Iranian intelligence agencies have obtained a large trove of sensitive Israeli documents, some related to the nuclear plans and facilities of Tehran's arch enemy, Iran's state media reported on Saturday.

There was no immediate official comment from Israel and it was not clear whether the report was linked to a reported hacking of an Israeli nuclear research center last year that Tehran is choosing to divulge now amid heightened tensions over its nuclear program.

"Although the operation to obtain the documents was carried out some time ago, the sheer volume of materials and the need to transport them safely into Iran necessitated a news blackout to ensure they reached the designated protected locations," state-run PressTV reported, quoting unnamed sources.

"(Sources familiar with the matter) also noted that the abundance of documents is so vast that reviewing them, along with viewing images and videos, has consumed a significant amount of time," PressTV added, without giving details of the documents.

In 2018, Israeli Prime Minister Benjamin Netanyahu announced that Israeli agents had seized a huge "archive" of Iranian documents showing Tehran had done more nuclear work than previously known.

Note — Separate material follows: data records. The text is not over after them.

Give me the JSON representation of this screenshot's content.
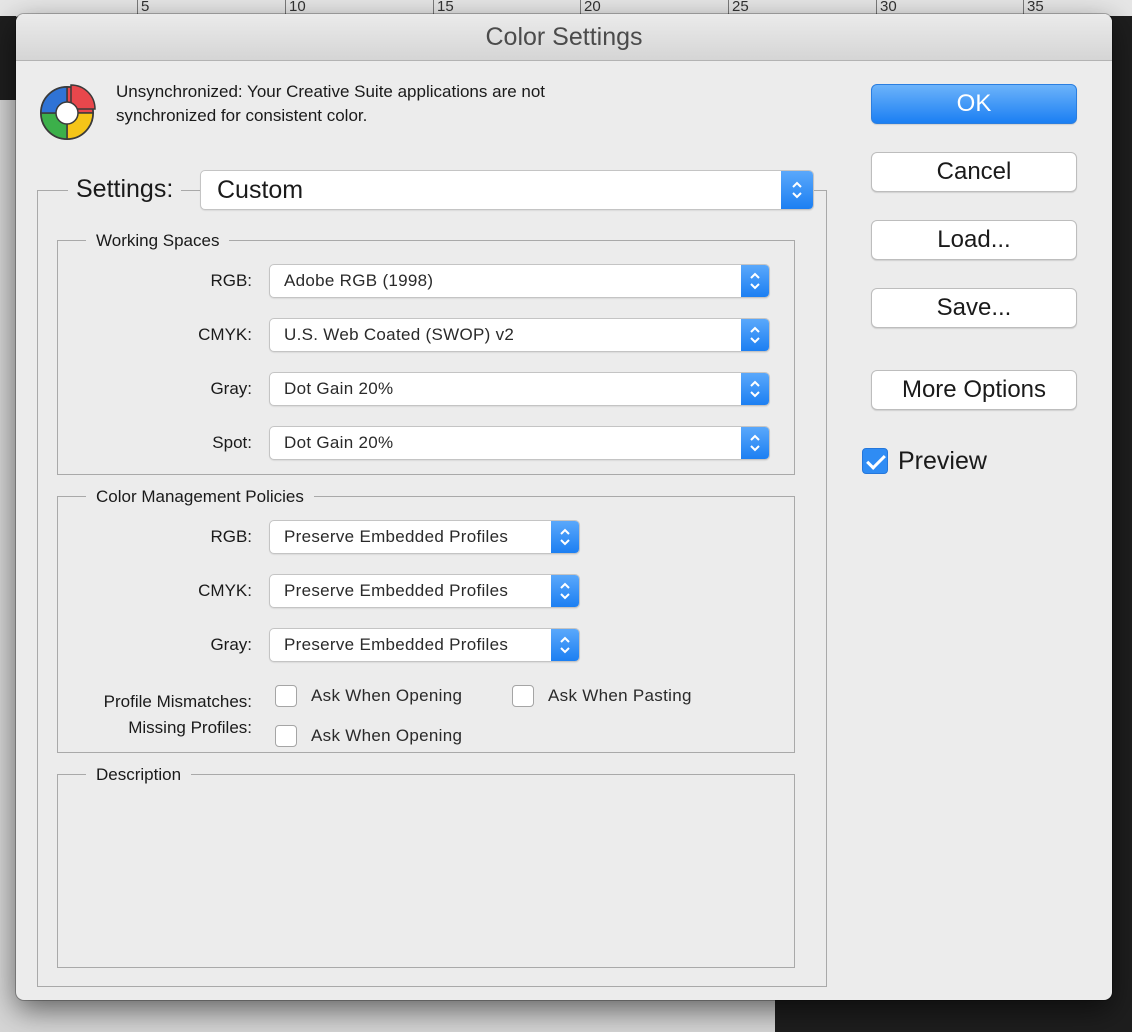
{
  "ruler": {
    "ticks": [
      "5",
      "10",
      "15",
      "20",
      "25",
      "30",
      "35"
    ]
  },
  "dialog": {
    "title": "Color Settings",
    "sync_message_line1": "Unsynchronized: Your Creative Suite applications are not",
    "sync_message_line2": "synchronized for consistent color.",
    "buttons": {
      "ok": "OK",
      "cancel": "Cancel",
      "load": "Load...",
      "save": "Save...",
      "more_options": "More Options"
    },
    "preview": {
      "label": "Preview",
      "checked": true
    },
    "settings": {
      "label": "Settings:",
      "value": "Custom"
    },
    "working_spaces": {
      "title": "Working Spaces",
      "rgb": {
        "label": "RGB:",
        "value": "Adobe RGB (1998)"
      },
      "cmyk": {
        "label": "CMYK:",
        "value": "U.S. Web Coated (SWOP) v2"
      },
      "gray": {
        "label": "Gray:",
        "value": "Dot Gain 20%"
      },
      "spot": {
        "label": "Spot:",
        "value": "Dot Gain 20%"
      }
    },
    "policies": {
      "title": "Color Management Policies",
      "rgb": {
        "label": "RGB:",
        "value": "Preserve Embedded Profiles"
      },
      "cmyk": {
        "label": "CMYK:",
        "value": "Preserve Embedded Profiles"
      },
      "gray": {
        "label": "Gray:",
        "value": "Preserve Embedded Profiles"
      },
      "profile_mismatches": {
        "label": "Profile Mismatches:",
        "ask_when_opening": {
          "label": "Ask When Opening",
          "checked": false
        },
        "ask_when_pasting": {
          "label": "Ask When Pasting",
          "checked": false
        }
      },
      "missing_profiles": {
        "label": "Missing Profiles:",
        "ask_when_opening": {
          "label": "Ask When Opening",
          "checked": false
        }
      }
    },
    "description": {
      "title": "Description"
    }
  },
  "colors": {
    "accent": "#1b7ff3",
    "dialog_bg": "#ececec",
    "logo_red": "#e8474c",
    "logo_yellow": "#f5c518",
    "logo_green": "#3cb04a",
    "logo_blue": "#2f73d6"
  }
}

USPresident Donald Trump has threatened Iran with bombing if Tehran did not come to an agreement with Washington over its nuclear program. But Trump in April reportedly blocked a planned Israeli strike on Iranian nuclear sites in favor of negotiating a deal with Tehran.

Iran's Supreme Leader Ali Khamenei said on Wednesday that abandoning uranium enrichment was "100%" against the country's interests, rejecting a central US demand in talks to resolve a decades-long dispute over Tehran's nuclear ambitions.